At Facebook we do a lot of work on chat and constantly have 10s of chat threads that are live through the course of the day. I noticed three patterns in my chat communication style:

  1. Replying in Short Phrases: When someone pinged me on chat I would give a short response right away to unblock them and go back to the work I was previously doing. People on the other end would feel I was cold / terse, ordering them around, didn't provide context / explanation, didn't care about their opinions etc even though none of those were my true intentions.

  2. Impatient “Tone”: Sometimes I would be in flow state and people would want to discuss a topic that needs deeper thinking. I would engage in the conversation but my "tone" could be perceived as impatient since I was anxious to get back to the deep work I was doing.

  3. Debates on Chat: Since I thought a lot of work gets done via chat, I would continue to debate deep topics on chat. Sometimes people on the other end would be impatient to get back to their work and perceive my conversation as being pushy or unnecessarily contentious. In these cases, the mood / state of the other person was impacting how they perceived my actions, but I had no visibility into them until it was too late. I was thinking "Oh this is a great debate" and the other person was thinking "This is annoying".

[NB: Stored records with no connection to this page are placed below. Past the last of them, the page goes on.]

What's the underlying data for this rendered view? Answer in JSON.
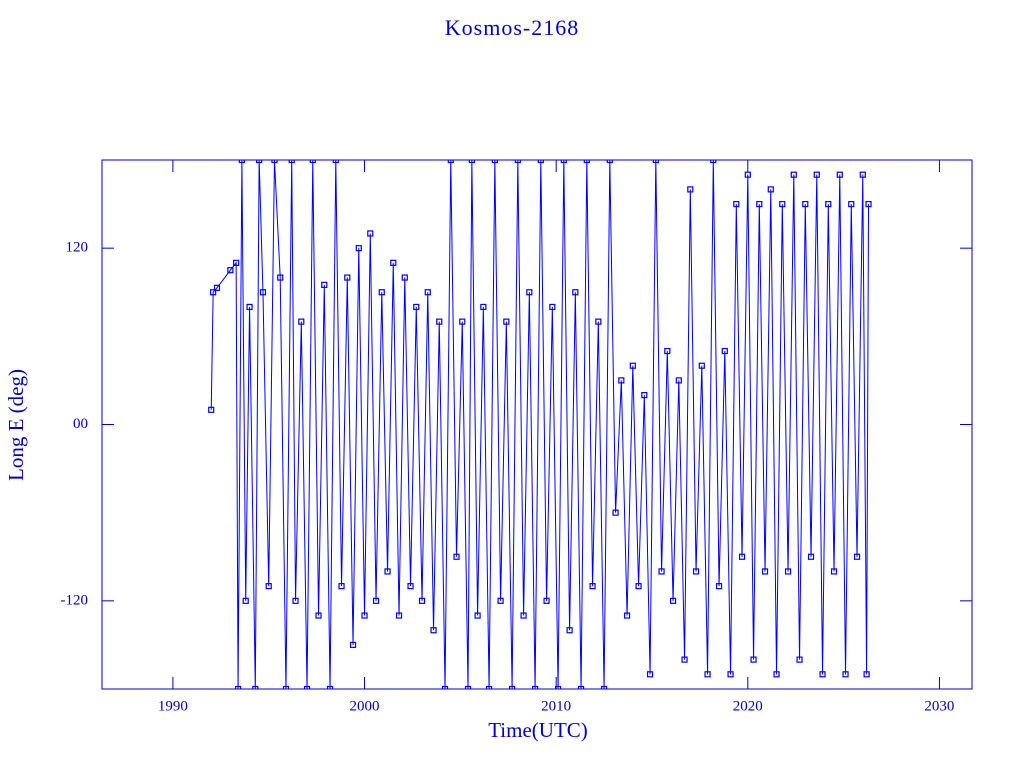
{
  "chart_data": {
    "type": "line",
    "title": "Kosmos-2168",
    "x_label": "Time(UTC)",
    "y_label": "Long E (deg)",
    "xlim": [
      1986.3,
      2031.7
    ],
    "ylim": [
      -180,
      180
    ],
    "xticks": [
      1990,
      2000,
      2010,
      2020,
      2030
    ],
    "yticks": [
      {
        "value": -120,
        "label": "-120"
      },
      {
        "value": 0,
        "label": "00"
      },
      120
    ],
    "series": [
      {
        "name": "Kosmos-2168",
        "color": "#0000ff",
        "x": [
          1992.0,
          1992.1,
          1992.3,
          1993.0,
          1993.3,
          1993.4,
          1993.6,
          1993.8,
          1994.0,
          1994.3,
          1994.5,
          1994.7,
          1995.0,
          1995.3,
          1995.6,
          1995.9,
          1996.2,
          1996.4,
          1996.7,
          1997.0,
          1997.3,
          1997.6,
          1997.9,
          1998.2,
          1998.5,
          1998.8,
          1999.1,
          1999.4,
          1999.7,
          2000.0,
          2000.3,
          2000.6,
          2000.9,
          2001.2,
          2001.5,
          2001.8,
          2002.1,
          2002.4,
          2002.7,
          2003.0,
          2003.3,
          2003.6,
          2003.9,
          2004.2,
          2004.5,
          2004.8,
          2005.1,
          2005.4,
          2005.6,
          2005.9,
          2006.2,
          2006.5,
          2006.8,
          2007.1,
          2007.4,
          2007.7,
          2008.0,
          2008.3,
          2008.6,
          2008.9,
          2009.2,
          2009.5,
          2009.8,
          2010.1,
          2010.4,
          2010.7,
          2011.0,
          2011.3,
          2011.6,
          2011.9,
          2012.2,
          2012.5,
          2012.8,
          2013.1,
          2013.4,
          2013.7,
          2014.0,
          2014.3,
          2014.6,
          2014.9,
          2015.2,
          2015.5,
          2015.8,
          2016.1,
          2016.4,
          2016.7,
          2017.0,
          2017.3,
          2017.6,
          2017.9,
          2018.2,
          2018.5,
          2018.8,
          2019.1,
          2019.4,
          2019.7,
          2020.0,
          2020.3,
          2020.6,
          2020.9,
          2021.2,
          2021.5,
          2021.8,
          2022.1,
          2022.4,
          2022.7,
          2023.0,
          2023.3,
          2023.6,
          2023.9,
          2024.2,
          2024.5,
          2024.8,
          2025.1,
          2025.4,
          2025.7,
          2026.0,
          2026.2,
          2026.3
        ],
        "values": [
          10,
          90,
          93,
          105,
          110,
          -180,
          180,
          -120,
          80,
          -180,
          180,
          90,
          -110,
          180,
          100,
          -180,
          180,
          -120,
          70,
          -180,
          180,
          -130,
          95,
          -180,
          180,
          -110,
          100,
          -150,
          120,
          -130,
          130,
          -120,
          90,
          -100,
          110,
          -130,
          100,
          -110,
          80,
          -120,
          90,
          -140,
          70,
          -180,
          180,
          -90,
          70,
          -180,
          180,
          -130,
          80,
          -180,
          180,
          -120,
          70,
          -180,
          180,
          -130,
          90,
          -180,
          180,
          -120,
          80,
          -180,
          180,
          -140,
          90,
          -180,
          180,
          -110,
          70,
          -180,
          180,
          -60,
          30,
          -130,
          40,
          -110,
          20,
          -170,
          180,
          -100,
          50,
          -120,
          30,
          -160,
          160,
          -100,
          40,
          -170,
          180,
          -110,
          50,
          -170,
          150,
          -90,
          170,
          -160,
          150,
          -100,
          160,
          -170,
          150,
          -100,
          170,
          -160,
          150,
          -90,
          170,
          -170,
          150,
          -100,
          170,
          -170,
          150,
          -90,
          170,
          -170,
          150
        ]
      }
    ]
  }
}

Identifying these patterns helped me turn my chat communication around and bring it in line with my in-person communication.

What do I do now?

  1. Treat a chat thread as an in-person conversation: If someone stopped at my desk, I would have a bright smile and share pleasantries with them. I try to do a light weight version of it on chat, as well. I check how people are doing, express gratitude for what they do for the team, follow up on their life etc before / after the work of the conversation.

  2. 100% in or 100% out: I only respond to a message if I can give it 100% attention and time to write a thoughtful response. Sometimes it just takes a couple of minutes of focus, so I do it right away. Other times, I let people know that I will circle back. I don't say anything without explaining my rationale for it. It is easy to be misunderstood on chat, so extreme clarity becomes even more important.

  3. Read for tone before hitting send: After I type a message, I read my message for tone to make sure that it will land well on the other person and have the desired emotional response.

  4. Switch to richer communication formats after a few messages: If a chat debate goes beyond a few back and forths, I get on a VC, setup a meeting, or ask to start/share a document to collaborate async. Since a majority of communication happens via non-verbal communication having higher stakes discussions on VC or async helped have smoother discussions.

These changes got my chat personality much closer to who I am in person!